Life really wouldn't be worth livin' if you didn't have a high school football team to support."
-- From "Friday Night Lights," the best-selling book (recently made into a movie) about football in the late 1980s at Permian High School in Odessa, Texas.
It's 15 minutes before kickoff -- the last regular-season home game, against San Clemente -- and Friday night lights are shining brightly on the Mission Viejo High School football team. The jammed school lot forces people to park on residential streets and hike blocks to the stadium, where all 5,000 seats on Mission Viejo's side soon will be filled.
"Food, fun, football -- Diablo style -- after the game at Gini Garner's," says easy-on-the-ears public address announcer Harvey Ohman. Garner, it turns out, is a longtime booster who hosts an annual "meet the coaches" gathering. One hundred forty people showed up this year.
If this all sounds more like football-nutty West Texas than Orange County, there's a reason: This isn't an ordinary high school team. On this evening, Mission Viejo would polish off San Clemente 48-0 and then, last Thursday, complete its fourth straight undefeated regular season by beating Dana Hills 42-10. The Diablos won CIF sectional championships in 2001 and 2002 (runner-up in 2003) and currently are considered the best team in California and ranked No. 3 in the nation by USA Today.
Those are Permian-style credentials, the kind of success that could bind a town and spawn communitywide football mania.
Except that ... Mission Viejo isn't Odessa.
Perhaps more to the point, Orange County and Southern California aren't West Texas.
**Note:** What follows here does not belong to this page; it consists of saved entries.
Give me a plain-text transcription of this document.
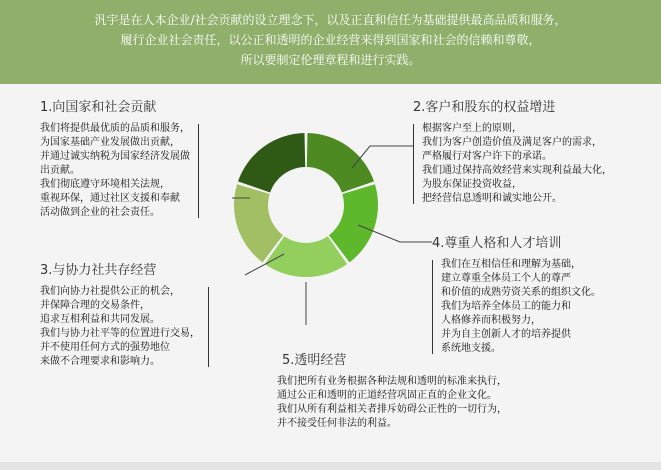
汎宇是在人本企业/社会贡献的设立理念下，以及正直和信任为基础提供最高品质和服务，
履行企业社会责任，以公正和透明的企业经营来得到国家和社会的信赖和尊敬，
所以要制定伦理章程和进行实践。
1.向国家和社会贡献
我们将提供最优质的品质和服务，
为国家基础产业发展做出贡献，
并通过诚实纳税为国家经济发展做
出贡献。
我们彻底遵守环境相关法规，
重视环保，通过社区支援和奉献
活动做到企业的社会责任。
2.客户和股东的权益增进
根据客户至上的原则，
我们为客户创造价值及满足客户的需求，
严格履行对客户许下的承诺。
我们通过保持高效经营来实现利益最大化，
为股东保证投资收益，
把经营信息透明和诚实地公开。
3.与协力社共存经营
我们向协力社提供公正的机会，
并保障合理的交易条件，
追求互相利益和共同发展。
我们与协力社平等的位置进行交易，
并不使用任何方式的强势地位
来做不合理要求和影响力。
4.尊重人格和人才培训
我们在互相信任和理解为基础，
建立尊重全体员工个人的尊严
和价值的成熟劳资关系的组织文化。
我们为培养全体员工的能力和
人格修养而积极努力，
并为自主创新人才的培养提供
系统地支援。
5.透明经营
我们把所有业务根据各种法规和透明的标准来执行，
通过公正和透明的正道经营巩固正直的企业文化。
我们从所有利益相关者排斥妨碍公正性的一切行为，
并不接受任何非法的利益。
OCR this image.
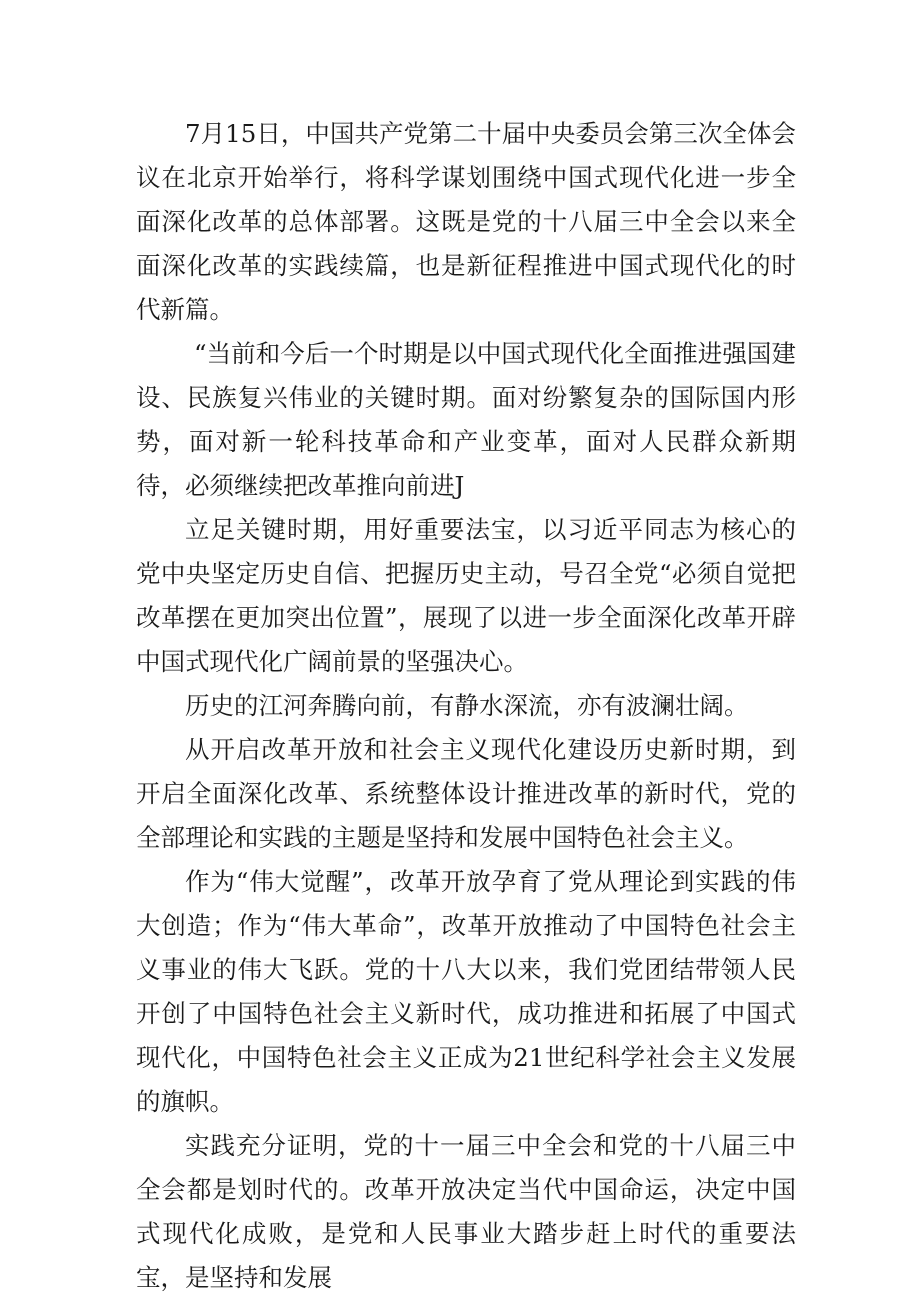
7月15日，中国共产党第二十届中央委员会第三次全体会议在北京开始举行，将科学谋划围绕中国式现代化进一步全面深化改革的总体部署。这既是党的十八届三中全会以来全面深化改革的实践续篇，也是新征程推进中国式现代化的时代新篇。

“当前和今后一个时期是以中国式现代化全面推进强国建设、民族复兴伟业的关键时期。面对纷繁复杂的国际国内形势，面对新一轮科技革命和产业变革，面对人民群众新期待，必须继续把改革推向前进J

立足关键时期，用好重要法宝，以习近平同志为核心的党中央坚定历史自信、把握历史主动，号召全党“必须自觉把改革摆在更加突出位置”，展现了以进一步全面深化改革开辟中国式现代化广阔前景的坚强决心。

历史的江河奔腾向前，有静水深流，亦有波澜壮阔。

从开启改革开放和社会主义现代化建设历史新时期，到开启全面深化改革、系统整体设计推进改革的新时代，党的全部理论和实践的主题是坚持和发展中国特色社会主义。

作为“伟大觉醒”，改革开放孕育了党从理论到实践的伟大创造；作为“伟大革命”，改革开放推动了中国特色社会主义事业的伟大飞跃。党的十八大以来，我们党团结带领人民开创了中国特色社会主义新时代，成功推进和拓展了中国式现代化，中国特色社会主义正成为21世纪科学社会主义发展的旗帜。

实践充分证明，党的十一届三中全会和党的十八届三中全会都是划时代的。改革开放决定当代中国命运，决定中国式现代化成败，是党和人民事业大踏步赶上时代的重要法宝，是坚持和发展
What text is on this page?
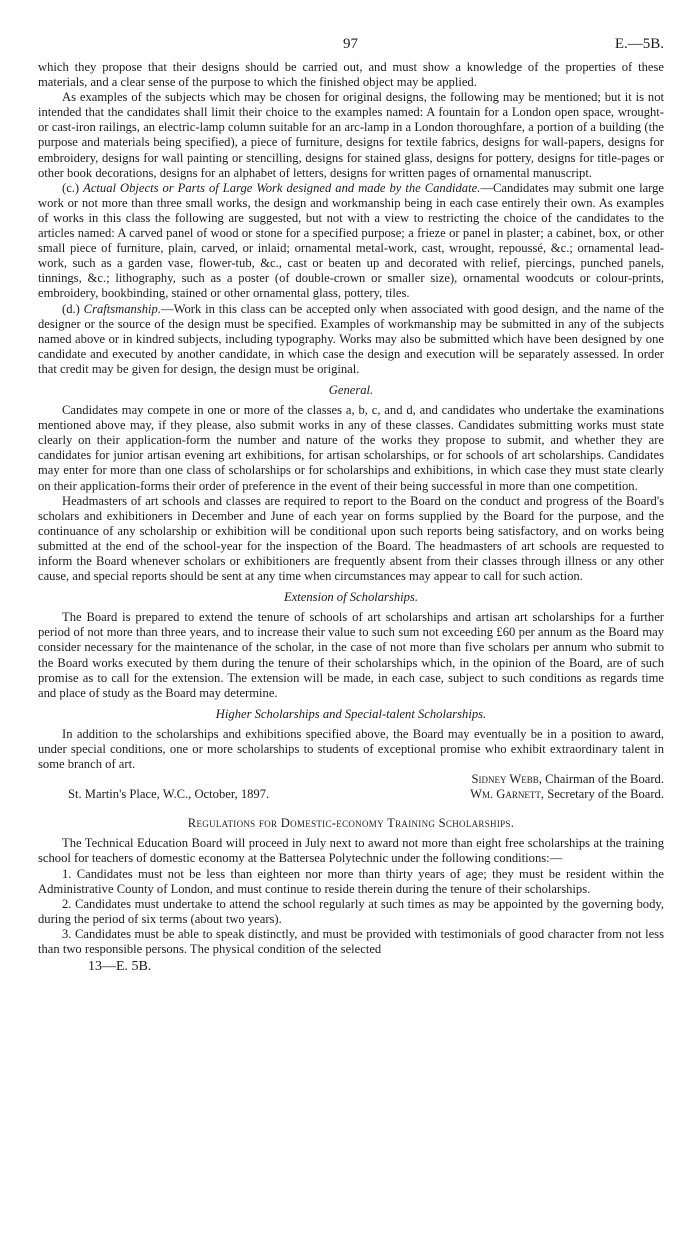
97	E.—5B.

which they propose that their designs should be carried out, and must show a knowledge of the properties of these materials, and a clear sense of the purpose to which the finished object may be applied.

As examples of the subjects which may be chosen for original designs, the following may be mentioned; but it is not intended that the candidates shall limit their choice to the examples named: A fountain for a London open space, wrought- or cast-iron railings, an electric-lamp column suitable for an arc-lamp in a London thoroughfare, a portion of a building (the purpose and materials being specified), a piece of furniture, designs for textile fabrics, designs for wall-papers, designs for embroidery, designs for wall painting or stencilling, designs for stained glass, designs for pottery, designs for title-pages or other book decorations, designs for an alphabet of letters, designs for written pages of ornamental manuscript.

(c.) Actual Objects or Parts of Large Work designed and made by the Candidate.—Candidates may submit one large work or not more than three small works, the design and workmanship being in each case entirely their own. As examples of works in this class the following are suggested, but not with a view to restricting the choice of the candidates to the articles named: A carved panel of wood or stone for a specified purpose; a frieze or panel in plaster; a cabinet, box, or other small piece of furniture, plain, carved, or inlaid; ornamental metal-work, cast, wrought, repoussé, &c.; ornamental lead-work, such as a garden vase, flower-tub, &c., cast or beaten up and decorated with relief, piercings, punched panels, tinnings, &c.; lithography, such as a poster (of double-crown or smaller size), ornamental woodcuts or colour-prints, embroidery, bookbinding, stained or other ornamental glass, pottery, tiles.

(d.) Craftsmanship.—Work in this class can be accepted only when associated with good design, and the name of the designer or the source of the design must be specified. Examples of workmanship may be submitted in any of the subjects named above or in kindred subjects, including typography. Works may also be submitted which have been designed by one candidate and executed by another candidate, in which case the design and execution will be separately assessed. In order that credit may be given for design, the design must be original.

General.

Candidates may compete in one or more of the classes a, b, c, and d, and candidates who undertake the examinations mentioned above may, if they please, also submit works in any of these classes. Candidates submitting works must state clearly on their application-form the number and nature of the works they propose to submit, and whether they are candidates for junior artisan evening art exhibitions, for artisan scholarships, or for schools of art scholarships. Candidates may enter for more than one class of scholarships or for scholarships and exhibitions, in which case they must state clearly on their application-forms their order of preference in the event of their being successful in more than one competition.

Headmasters of art schools and classes are required to report to the Board on the conduct and progress of the Board's scholars and exhibitioners in December and June of each year on forms supplied by the Board for the purpose, and the continuance of any scholarship or exhibition will be conditional upon such reports being satisfactory, and on works being submitted at the end of the school-year for the inspection of the Board. The headmasters of art schools are requested to inform the Board whenever scholars or exhibitioners are frequently absent from their classes through illness or any other cause, and special reports should be sent at any time when circumstances may appear to call for such action.

Extension of Scholarships.

The Board is prepared to extend the tenure of schools of art scholarships and artisan art scholarships for a further period of not more than three years, and to increase their value to such sum not exceeding £60 per annum as the Board may consider necessary for the maintenance of the scholar, in the case of not more than five scholars per annum who submit to the Board works executed by them during the tenure of their scholarships which, in the opinion of the Board, are of such promise as to call for the extension. The extension will be made, in each case, subject to such conditions as regards time and place of study as the Board may determine.

Higher Scholarships and Special-talent Scholarships.

In addition to the scholarships and exhibitions specified above, the Board may eventually be in a position to award, under special conditions, one or more scholarships to students of exceptional promise who exhibit extraordinary talent in some branch of art.

Sidney Webb, Chairman of the Board.
St. Martin's Place, W.C., October, 1897.	Wm. Garnett, Secretary of the Board.
Regulations for Domestic-economy Training Scholarships.

The Technical Education Board will proceed in July next to award not more than eight free scholarships at the training school for teachers of domestic economy at the Battersea Polytechnic under the following conditions:—

1. Candidates must not be less than eighteen nor more than thirty years of age; they must be resident within the Administrative County of London, and must continue to reside therein during the tenure of their scholarships.

2. Candidates must undertake to attend the school regularly at such times as may be appointed by the governing body, during the period of six terms (about two years).

3. Candidates must be able to speak distinctly, and must be provided with testimonials of good character from not less than two responsible persons. The physical condition of the selected

13—E. 5B.
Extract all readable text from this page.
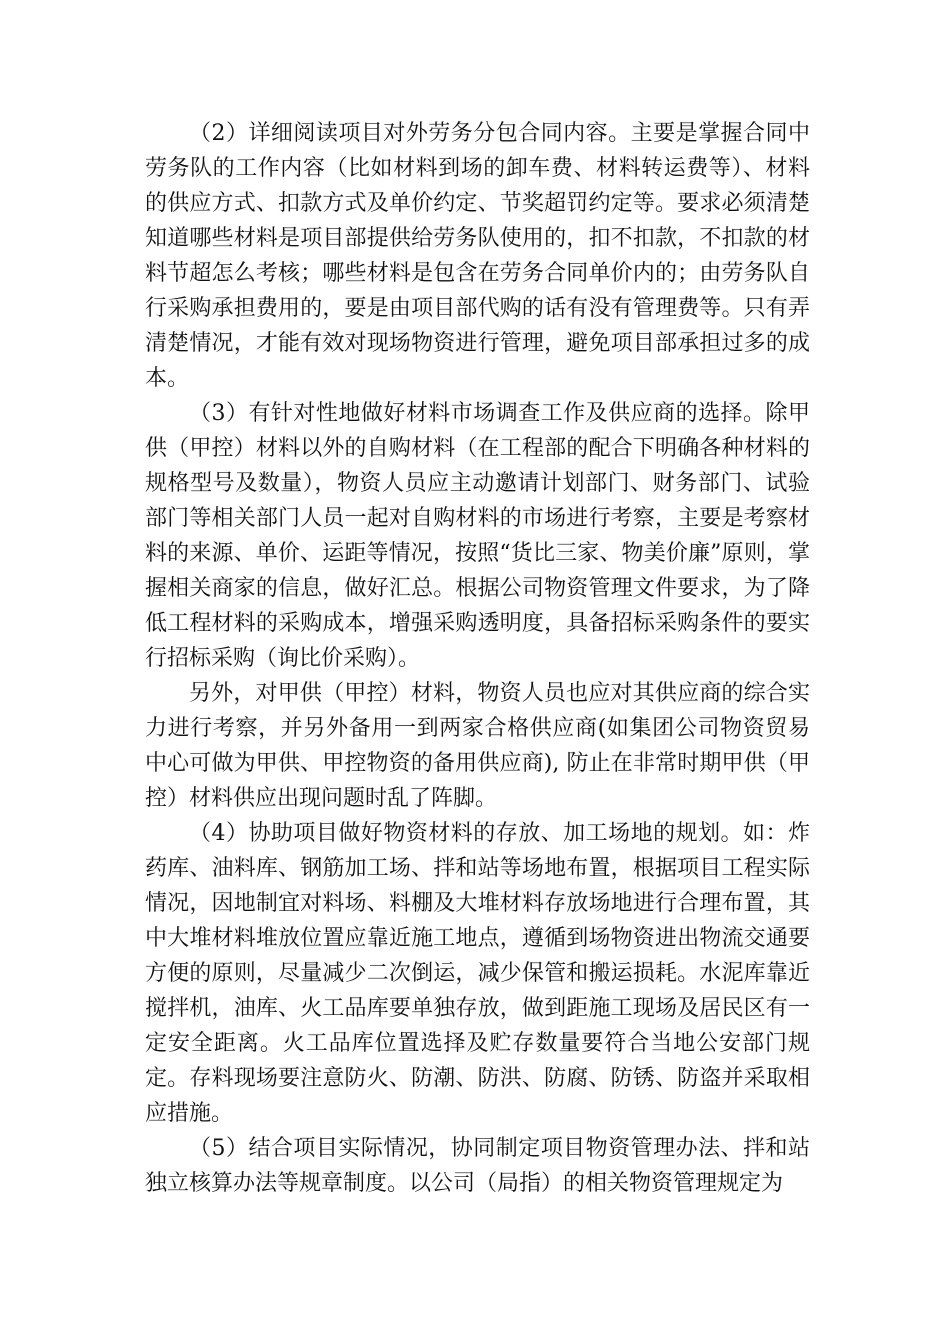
（2）详细阅读项目对外劳务分包合同内容。主要是掌握合同中劳务队的工作内容（比如材料到场的卸车费、材料转运费等）、材料的供应方式、扣款方式及单价约定、节奖超罚约定等。要求必须清楚知道哪些材料是项目部提供给劳务队使用的，扣不扣款，不扣款的材料节超怎么考核；哪些材料是包含在劳务合同单价内的；由劳务队自行采购承担费用的，要是由项目部代购的话有没有管理费等。只有弄清楚情况，才能有效对现场物资进行管理，避免项目部承担过多的成本。

（3）有针对性地做好材料市场调查工作及供应商的选择。除甲供（甲控）材料以外的自购材料（在工程部的配合下明确各种材料的规格型号及数量），物资人员应主动邀请计划部门、财务部门、试验部门等相关部门人员一起对自购材料的市场进行考察，主要是考察材料的来源、单价、运距等情况，按照“货比三家、物美价廉”原则，掌握相关商家的信息，做好汇总。根据公司物资管理文件要求，为了降低工程材料的采购成本，增强采购透明度，具备招标采购条件的要实行招标采购（询比价采购）。

另外，对甲供（甲控）材料，物资人员也应对其供应商的综合实力进行考察，并另外备用一到两家合格供应商(如集团公司物资贸易中心可做为甲供、甲控物资的备用供应商), 防止在非常时期甲供（甲控）材料供应出现问题时乱了阵脚。

（4）协助项目做好物资材料的存放、加工场地的规划。如：炸药库、油料库、钢筋加工场、拌和站等场地布置，根据项目工程实际情况，因地制宜对料场、料棚及大堆材料存放场地进行合理布置，其中大堆材料堆放位置应靠近施工地点，遵循到场物资进出物流交通要方便的原则，尽量减少二次倒运，减少保管和搬运损耗。水泥库靠近搅拌机，油库、火工品库要单独存放，做到距施工现场及居民区有一定安全距离。火工品库位置选择及贮存数量要符合当地公安部门规定。存料现场要注意防火、防潮、防洪、防腐、防锈、防盗并采取相应措施。

（5）结合项目实际情况，协同制定项目物资管理办法、拌和站独立核算办法等规章制度。以公司（局指）的相关物资管理规定为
For people with large sports menus on the local table (think Lakers, Angels, Dodgers, USC, UCLA) and everything under the sun to do with their spare time, is it reasonable to expect that even a nationally ranked team can be on the lips of everyone in town?
The answer in Mission Viejo is no, despite Gini Garner's insisting to me that "We are our own mini-Texas" and that the team's success affects the community's morale. "Everyone in town says, 'See you at the game,' " she says.
Not exactly.
On the night I watched the Diablos clobber San Clemente, I made a side trip down the street to a service station and told night clerk Ruben Fernandez that the No. 3 team in the country was playing a long spiral away from where he was standing. "Oh, really?" he says, genuinely surprised. He likes sports, he says, and follows the Lakers and Dodgers.